Grohl has been promoting the album and series worldwide. He has said his initial thought was to record each song in a different country, but budget and time constraints meant this wasn’t practical, so they did a US tour instead. It is, of course, hard to comment on what might have been, but I think the intimacy of the portrait that Grohl has created would have been lacking if he had followed his original idea. What is so compelling about Sonic Highways is how personal his attempt to express the influences on his songwriting becomes. But this personal touch is expanded to include other musicians who are from, or are associated with, the city in question (each hour-long episode features a different US city) and this creates a broader and more compelling tapestry.
Sonic Highways is part travelogue; part exploration of a nation’s modern cultural roots expressed through music; part historical document; part expression of a creative process; and, almost coincidentally, an insight into the dynamics of a hugely successful and now 20 something year old band. Whatever you think of the music of the Foo Fighters, or indeed of this particular album, it offers a unique perspective and with Grohl as front man (both of band and documentary), we have a charming and enthusiastic extoller of all that separates and also connects modern US music.
Grohl has said he is receiving offers to direct more, and this series, alongside his piece shown earlier in 2014 on the BBC about Sound City (another compelling watch for anyone interested in modern music), certainly suggest that he is able to offer viewers an insight into the music industry, thanks to his connections and love of what he does. In each series he has explored an element of his own history and process, and yet in each his fascination with the process and stories of other artists is what shines through. If these are vanity projects, then they express the vanity of a man who wants to learn more about his contemporaries and share what it is about them that he finds so compelling with a larger audience.
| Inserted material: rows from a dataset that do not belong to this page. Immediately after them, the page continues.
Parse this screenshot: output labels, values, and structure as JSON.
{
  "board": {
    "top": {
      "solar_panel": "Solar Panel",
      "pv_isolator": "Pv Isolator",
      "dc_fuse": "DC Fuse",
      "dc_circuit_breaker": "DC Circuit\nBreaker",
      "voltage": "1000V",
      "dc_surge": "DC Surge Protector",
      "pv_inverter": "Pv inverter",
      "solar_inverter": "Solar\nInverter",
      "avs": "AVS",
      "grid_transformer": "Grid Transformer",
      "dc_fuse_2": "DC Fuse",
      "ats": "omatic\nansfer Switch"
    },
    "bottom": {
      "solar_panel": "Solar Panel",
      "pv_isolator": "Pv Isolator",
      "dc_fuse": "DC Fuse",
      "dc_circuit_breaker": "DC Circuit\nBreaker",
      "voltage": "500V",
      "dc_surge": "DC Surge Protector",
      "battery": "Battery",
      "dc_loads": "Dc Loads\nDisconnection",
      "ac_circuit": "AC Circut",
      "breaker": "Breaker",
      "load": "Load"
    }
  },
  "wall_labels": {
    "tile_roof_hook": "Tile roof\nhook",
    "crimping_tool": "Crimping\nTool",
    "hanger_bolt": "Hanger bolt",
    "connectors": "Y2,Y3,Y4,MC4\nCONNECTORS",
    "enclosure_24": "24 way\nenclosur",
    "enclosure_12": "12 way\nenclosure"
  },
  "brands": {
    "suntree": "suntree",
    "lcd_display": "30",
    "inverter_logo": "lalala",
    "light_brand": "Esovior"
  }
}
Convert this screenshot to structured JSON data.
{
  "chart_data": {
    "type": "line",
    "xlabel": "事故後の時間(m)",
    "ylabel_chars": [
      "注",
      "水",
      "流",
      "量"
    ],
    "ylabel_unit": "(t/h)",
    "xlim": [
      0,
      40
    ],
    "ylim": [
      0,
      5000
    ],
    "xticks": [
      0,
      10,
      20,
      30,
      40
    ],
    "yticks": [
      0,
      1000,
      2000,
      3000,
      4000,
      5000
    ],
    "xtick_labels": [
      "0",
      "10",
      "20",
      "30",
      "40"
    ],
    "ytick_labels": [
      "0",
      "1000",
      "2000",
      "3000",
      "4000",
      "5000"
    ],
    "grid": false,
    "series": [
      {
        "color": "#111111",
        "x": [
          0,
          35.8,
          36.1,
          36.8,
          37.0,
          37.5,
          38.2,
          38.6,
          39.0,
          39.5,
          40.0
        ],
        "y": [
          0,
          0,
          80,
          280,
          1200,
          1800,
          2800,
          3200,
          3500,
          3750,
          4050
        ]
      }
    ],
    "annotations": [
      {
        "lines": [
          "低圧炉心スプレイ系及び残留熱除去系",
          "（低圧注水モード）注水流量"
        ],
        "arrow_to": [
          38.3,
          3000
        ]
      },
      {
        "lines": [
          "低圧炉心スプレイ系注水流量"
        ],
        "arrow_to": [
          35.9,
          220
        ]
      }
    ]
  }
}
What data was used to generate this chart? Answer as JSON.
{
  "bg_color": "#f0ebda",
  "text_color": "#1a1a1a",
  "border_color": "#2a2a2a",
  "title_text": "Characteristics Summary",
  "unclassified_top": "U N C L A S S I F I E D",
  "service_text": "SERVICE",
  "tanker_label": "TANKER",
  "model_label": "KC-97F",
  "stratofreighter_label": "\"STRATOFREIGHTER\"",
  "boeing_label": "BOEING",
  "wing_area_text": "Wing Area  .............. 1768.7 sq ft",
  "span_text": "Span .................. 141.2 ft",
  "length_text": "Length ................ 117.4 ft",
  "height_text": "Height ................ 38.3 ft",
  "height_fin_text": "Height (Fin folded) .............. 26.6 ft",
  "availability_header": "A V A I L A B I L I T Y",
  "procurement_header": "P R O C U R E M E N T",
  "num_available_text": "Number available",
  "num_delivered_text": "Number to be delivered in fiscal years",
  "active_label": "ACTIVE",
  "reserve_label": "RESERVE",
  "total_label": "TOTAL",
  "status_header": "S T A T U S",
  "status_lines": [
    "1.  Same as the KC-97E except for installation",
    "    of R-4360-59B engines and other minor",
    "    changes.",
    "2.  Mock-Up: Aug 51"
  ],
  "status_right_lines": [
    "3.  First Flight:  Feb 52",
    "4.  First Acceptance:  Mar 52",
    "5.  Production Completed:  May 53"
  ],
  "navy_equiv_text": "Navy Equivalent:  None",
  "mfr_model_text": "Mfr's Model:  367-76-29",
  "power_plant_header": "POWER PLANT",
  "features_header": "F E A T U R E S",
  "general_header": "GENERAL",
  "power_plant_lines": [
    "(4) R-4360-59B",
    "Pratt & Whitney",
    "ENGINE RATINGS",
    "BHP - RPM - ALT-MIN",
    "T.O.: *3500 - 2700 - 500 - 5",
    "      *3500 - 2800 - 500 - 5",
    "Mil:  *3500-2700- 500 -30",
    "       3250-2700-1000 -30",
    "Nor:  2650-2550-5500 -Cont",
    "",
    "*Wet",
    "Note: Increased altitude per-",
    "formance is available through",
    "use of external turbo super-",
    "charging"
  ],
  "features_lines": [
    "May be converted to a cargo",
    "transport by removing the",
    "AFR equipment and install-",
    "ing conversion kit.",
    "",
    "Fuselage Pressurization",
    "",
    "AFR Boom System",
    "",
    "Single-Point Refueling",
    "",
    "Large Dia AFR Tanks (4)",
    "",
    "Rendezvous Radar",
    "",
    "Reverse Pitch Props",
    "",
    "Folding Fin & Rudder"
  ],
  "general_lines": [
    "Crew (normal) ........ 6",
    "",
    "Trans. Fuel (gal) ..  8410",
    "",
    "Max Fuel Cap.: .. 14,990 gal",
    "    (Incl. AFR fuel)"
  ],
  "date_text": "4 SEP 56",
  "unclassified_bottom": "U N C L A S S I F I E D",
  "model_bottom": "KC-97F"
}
A documentary version of the mix tape, if you will.
Watching Sonic Highways I found myself hearing songs I knew well with new ears. An admission that I suspect would please Grohl greatly.
Inside Number 9
My actual best telly of the year was the final, bruised, brutally elegiac season of Boardwalk Empire, but there’ll be a post on that along shortly. Look out for it! In the meantime, Inside No.9 will suffice.
Of the League Of Gentlemen alumni, while Mark Gatiss gets mystifying plaudits for b-list Doctor Who and the truly fuck-woeful Sherlock, his old band-mates Reece Shearsmith and Steve Pemberton just get on with making honest, original, worth-something television. After two series of the post-LoG comedown Psychoville, (which contained some fuckbusters moments) this year saw their creepy and ever-surprising anthology-show Inside No.9; six short, distinct plays which ranged from pretty-good to amazing, the mundane audacity of which even got Mark Lawson in a tizz, which, to be fair, these days could be done with a pie and a picture of some tits. Or a tit and a picture of a some pies – Mark isn’t fussy at the moment.
With a seriously enviable guest-cast (yeah, Gemma Arterton and Oona Chaplin, as if you didn’t have other shit going on) and a relentlessly macabre tone, each half-hour nearly always ended up in the opposite place from where you expected it to go. Some of the six were better than others, but while Gatiss talks the talk when it comes to dealing with genre tropes, his two pals walk the walk when it comes to subverting them and getting them onscreen. More of this please.